Diplomacy is a largely thankless task in America. In France, diplomats are practically rock stars, and the actions and speeches of senior French diplomats abroad are noted closely as to whether they match the standards of French diplomats of the past. Not so in the US. Newspapers like the New York Times may have front-page articles about the US secretary of State’s latest foreign trip to Myanmar, for instance, but the vast majority of Americans are blissfully unaware of what their government is doing overseas.
Ms. Clinton inherited a job when American diplomacy was every bit as messy as the city of New Orleans after Hurricane Katrina.
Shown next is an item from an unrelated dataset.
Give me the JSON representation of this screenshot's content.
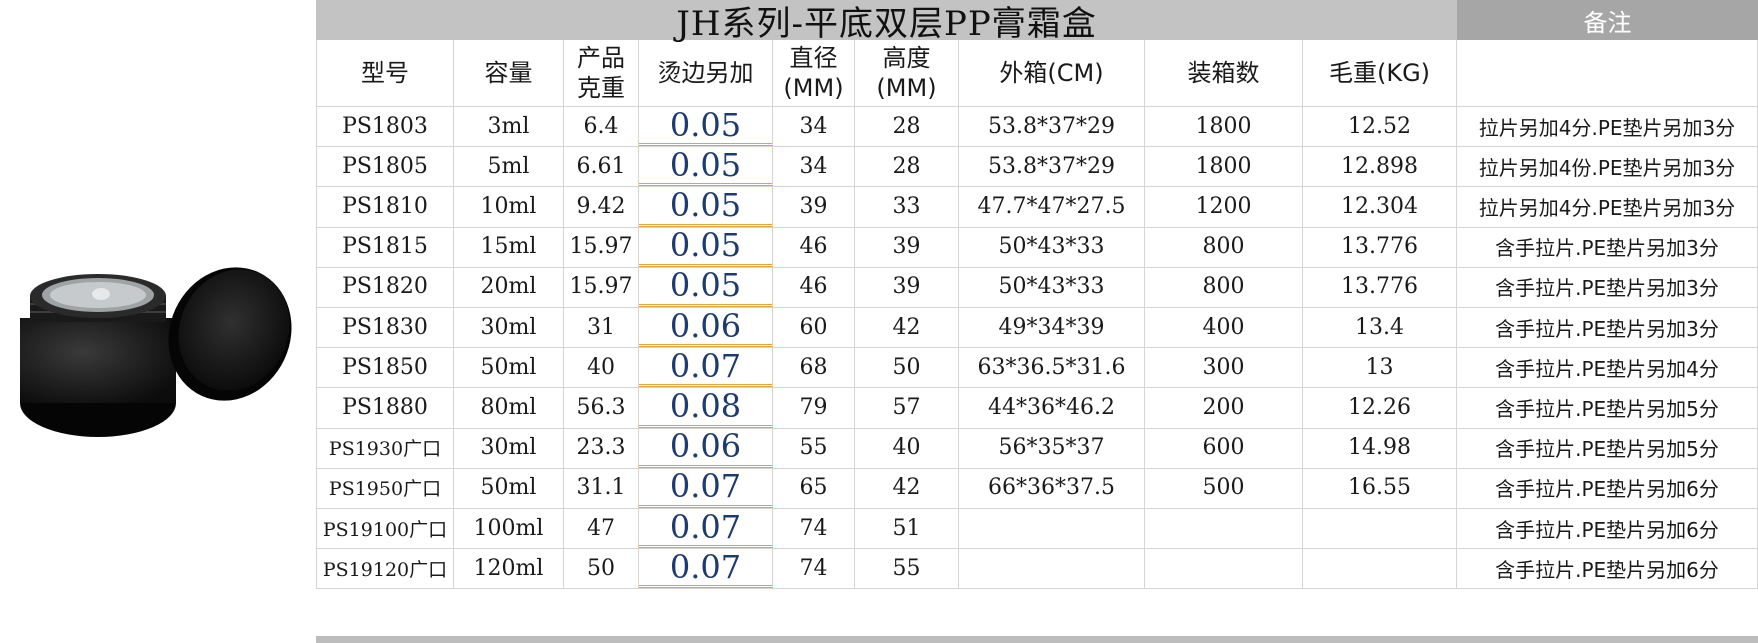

Many nations that initially felt sympathy for the US after the Sept. 11 attacks had grown quickly tired of American statements such as, “You’re either with us or against us.” Changing the tone of American foreign policy meant bringing back a level of trust, and to do that meant thousands of foreign trips.
Here’s the US State Department's interactive map showing Hillary Clinton’s hundreds of foreign and domestic trips.
Rumors have been flying around for weeks that Hillary Clinton was planning to bow out.
Chris McGreal, the Guardian’s man in Washington, quoted a keen diplomacy-watcher, John Norris of the Center for American Progress, as saying that Clinton’s legacy abroad will be her dogged attempts to reverse hostility.
"I have a hard time thinking of a secretary of state in recent memory who inherited a portfolio that was more of a mess. She had wars in Iraq and Afghanistan, a very troubled relationship with Pakistan, and a full-blown economic crisis on her watch," he said.